Il leur aura cependant fallu être patients et attendre la levée des dernières restrictions sanitaires pour, enfin, ouvrir les portes de l'Ehpad, pour cette exposition visible à partir du samedi 19 juin jusqu'à début juillet, à Saint-Ouen.
« Comme dans les films d'horreur »
En se baladant dans le beau jardin ombragé de l'Ehpad, on tombe sur des phrases qui font tilt. « On a l'impression d'avoir été de la chair à canon », s'exclame une soignante. « Il y a des images qui vont me rester : voir mes collègues faire des journées de 12 heures, des résidents mal en point avec des appareils d'oxygène partout… C'était comme dans les films d'horreur. »
Les résidents ont vécu de façon très différente cette période de covid-19. Liliane, interrogée par Jérôme Sandlarz, confie son ras-le-bol. « Je suis prisonnière moi, ici je suis en prison, j'en ai marre. Qu'est-ce que vous voulez que je fasse ? »
Problèmes psychiques
Pour que tout le monde puisse s'exprimer à l'occasion de cette exposition, nous avons interrogé trois résidents de cet Ehpad dont la moyenne d'âge est plus faible qu'ailleurs (on y reçoit des personnes sortant de la rue ou de lourds problèmes psychiques, comme l'a raconté sa directrice). Andrée Lefrère (ci-dessous) raconte comment elle a traversé cette période sans vraiment se rendre compte de la gravité du covid-19 qui s'abattait sur elle.
Présidente du CVS
Deux autres résidents, Nadine Parent et Claude Fouet, racontent, eux, la vie qu'ils ont à l'Ehpad et qu'ils aiment plutôt. La première nous raconte qu'elle y chante et danse, qu'elle est heureuse, que « les filles [le personnel, NDLR] sont agréables. Y a rien à dire ». Cerise sur le gâteau, Nadine s'est fait élire récemment présidente du conseil de la vie sociale. Une belle revanche pour cette septuagénaire pour qui la vie n'a pas été un fleuve tranquille.
Une aventure humaine
Non contents de proposer une exposition, les trois compères Ève Guillaume, Louizart Lou et Jérôme Sandlarz publient un livre mêlant des extraits du carnet de bord de la directrice, des propos recueillis par le documentariste et, bien sûr, de superbes photos.
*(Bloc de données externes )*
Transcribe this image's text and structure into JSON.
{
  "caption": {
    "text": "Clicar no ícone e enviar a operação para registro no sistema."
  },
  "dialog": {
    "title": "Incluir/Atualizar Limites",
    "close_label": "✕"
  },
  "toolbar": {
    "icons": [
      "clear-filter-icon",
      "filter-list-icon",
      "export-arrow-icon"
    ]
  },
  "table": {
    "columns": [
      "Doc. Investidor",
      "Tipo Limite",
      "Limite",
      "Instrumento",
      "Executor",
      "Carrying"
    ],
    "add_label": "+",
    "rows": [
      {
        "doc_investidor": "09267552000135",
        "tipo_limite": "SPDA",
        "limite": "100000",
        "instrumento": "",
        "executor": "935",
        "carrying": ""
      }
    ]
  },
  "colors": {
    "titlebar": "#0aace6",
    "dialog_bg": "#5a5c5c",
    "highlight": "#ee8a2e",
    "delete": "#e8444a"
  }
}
Ève Guillaume résume son travail non sans un brin d'ironie : « Le récit du quotidien d'une directrice d'Ehpad, tout juste sortie du confort et de la théorie de l'École des hautes études en santé publique (Ehesp) depuis trois mois. », avant d'ajouter plus sérieusement : « Notre enseignant de gestion de crise nous avait pourtant avertis que ces cours n'avaient pas assez de place dans notre maquette de formation. »
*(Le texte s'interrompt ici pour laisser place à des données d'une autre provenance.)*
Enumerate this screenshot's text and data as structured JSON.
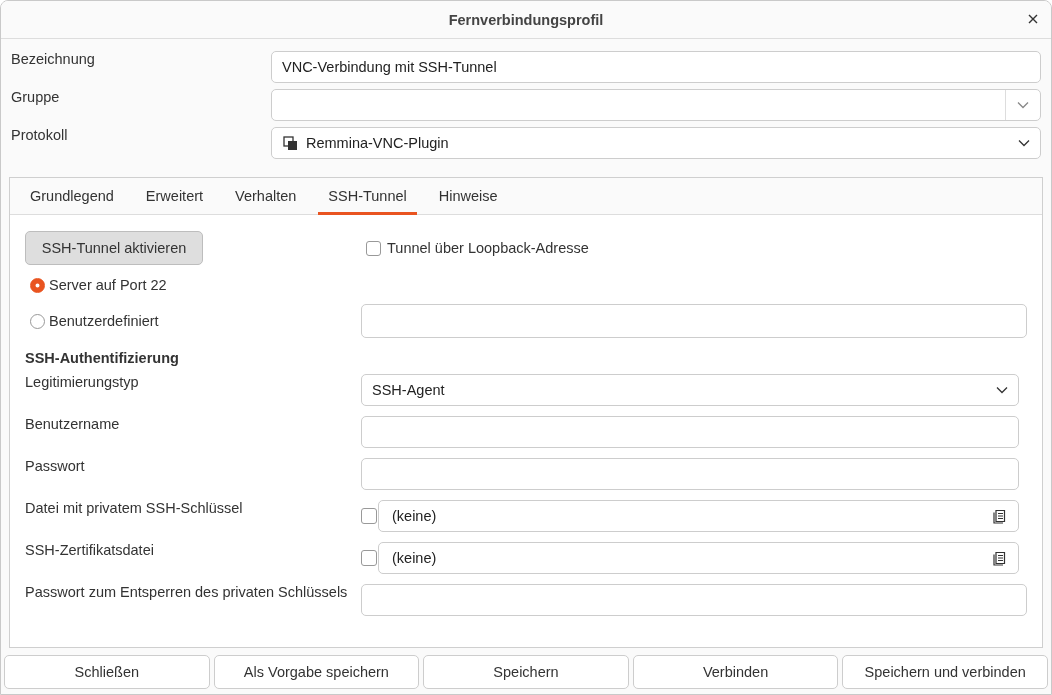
{
  "window": {
    "title": "Fernverbindungsprofil"
  },
  "fields": [
    {
      "label": "Bezeichnung",
      "kind": "text",
      "value": "VNC-Verbindung mit SSH-Tunnel"
    },
    {
      "label": "Gruppe",
      "kind": "combo"
    },
    {
      "label": "Protokoll",
      "kind": "select",
      "value": "Remmina-VNC-Plugin"
    }
  ],
  "tabs": [
    {
      "label": "Grundlegend",
      "selected": false
    },
    {
      "label": "Erweitert",
      "selected": false
    },
    {
      "label": "Verhalten",
      "selected": false
    },
    {
      "label": "SSH-Tunnel",
      "selected": true
    },
    {
      "label": "Hinweise",
      "selected": false
    }
  ],
  "ssh": {
    "enable_button": "SSH-Tunnel aktivieren",
    "loopback": {
      "label": "Tunnel über Loopback-Adresse",
      "checked": false
    },
    "server_options": [
      {
        "label": "Server auf Port 22",
        "selected": true
      },
      {
        "label": "Benutzerdefiniert",
        "selected": false
      }
    ],
    "auth_heading": "SSH-Authentifizierung",
    "auth_fields": [
      {
        "label": "Legitimierungstyp",
        "kind": "select",
        "value": "SSH-Agent"
      },
      {
        "label": "Benutzername",
        "kind": "text"
      },
      {
        "label": "Passwort",
        "kind": "text"
      },
      {
        "label": "Datei mit privatem SSH-Schlüssel",
        "kind": "file",
        "checked": false,
        "value": "(keine)"
      },
      {
        "label": "SSH-Zertifikatsdatei",
        "kind": "file",
        "checked": false,
        "value": "(keine)"
      },
      {
        "label": "Passwort zum Entsperren des privaten Schlüssels",
        "kind": "wide"
      }
    ]
  },
  "buttons": [
    "Schließen",
    "Als Vorgabe speichern",
    "Speichern",
    "Verbinden",
    "Speichern und verbinden"
  ]
}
L'épilogue du livre se situe le 26 janvier 2021 quand commence la campagne vaccinale : « Nous espérons que le vaccin tiendra ses promesses et qu'enfin, nous retrouverons la sérénité. »
Mon Ehpad dans la tempête, livre à commander auprès de l'Ehpad Lumières d'automne, 15 bis, rue Edgar-Quinet 93400 Saint-Ouen (10 €, port compris).
(1) Il a signé notamment une série documentaire remarquée sur la vieillesse, diffusée par France culture l'automne dernier.